While it’s important for pro trainers to change or mold a dog’s behavior, it’s also important for us to help our clients understand how their behavior affects the dog. One of the times this is most evident is when the client comes to see their dog after it has been with us for training. The first question we’ll be asked is, “When can I pet my dog?”
This is understandable, because they haven’t seen their four-legged buddy in a while, and they miss him. Instead of giving them the green light to love up on their dog right away, I tell them to take the leash and act more distant than they normally would. This might sound a little harsh, but what it does is send the signal to the dog that you’re the leader and that it’s not playtime. Dogs are incredibly intuitive, and it doesn’t take long for them to understand that the old rules may no longer apply, which is important.
This sets the stage for us to hand the reins off to the owner, which is something we do with every single person who hires us to train for them. Because we’ve trained the dog in a specific way and the dog knows how to respond to not only our verbal commands, but also the inflection in our voices and our body language. It’s a necessity that we teach that to the owners, so they can follow-through once the dog is back home and in the environment from which he came.
After all of this, you’ve got about 30 days to make sure the lessons stick.
Do Your Homework
When you pull up into your driveway after picking up your dog, resist the urge to let the family throw him a welcome party. In fact, the best way to treat a dog once you arrive home is to get him on leash and go through all of the new commands. This sets the tone that even though the environment has changed, the expectations haven’t.
Further, you’ll want everyone in your family who is old enough to handle the dog to understand that. Your bird dog is going to be looking hard at this new situation to see when he can get away with taking the leadership role back, or when he can slip on his duties, and if everyone who handles him isn’t on the same page, he’ll find the opportunity to slip.

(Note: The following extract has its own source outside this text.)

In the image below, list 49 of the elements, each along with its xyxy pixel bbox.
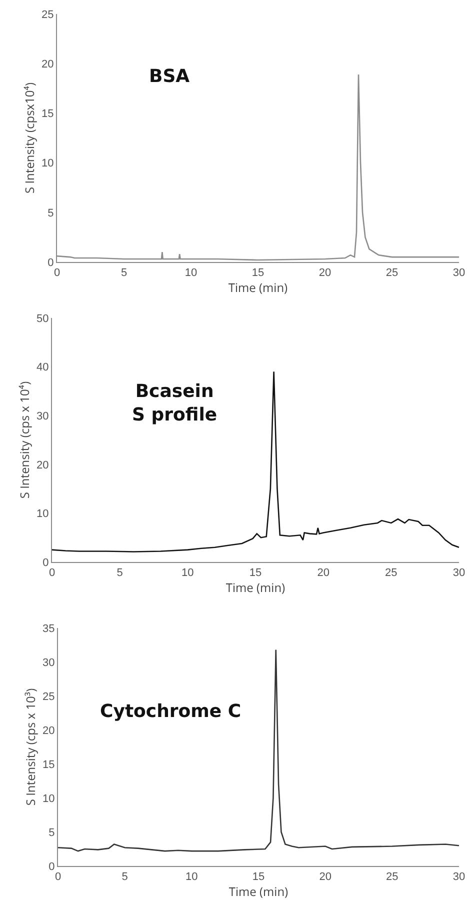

This doesn’t mean you’ll experience a seamless transition and won’t have to correct your dog, because you probably will. What level of correction to issue is important here, and should have been laid out by the pro trainer while you were at their kennel. Again, this only works if everyone knows what to do when a correction is needed.
And remember, your professional trainer will be there for you after you take your dog home. If you have questions or don’t understand how to proceed, please reach out to the trainer for some advice. No one is going to be able to get you on track quicker than the person who has just spent several months with your dog.
Word of mouth is the number-one sales tool for professional dog trainers, and that means we want to see your dog succeed not only while it’s in our hands, but after it goes home. A well-behaved dog in the neighborhood park or in the duck boat is the best way for us to keep our business going strong, and it has the welcome benefit of keeping our clients happy with the services they paid for.
This doesn’t happen with the wave of a magic dog-training wand. It happens through teamwork between us and our clients, and a commitment on both of our parts to do what is necessary for the dog’s development.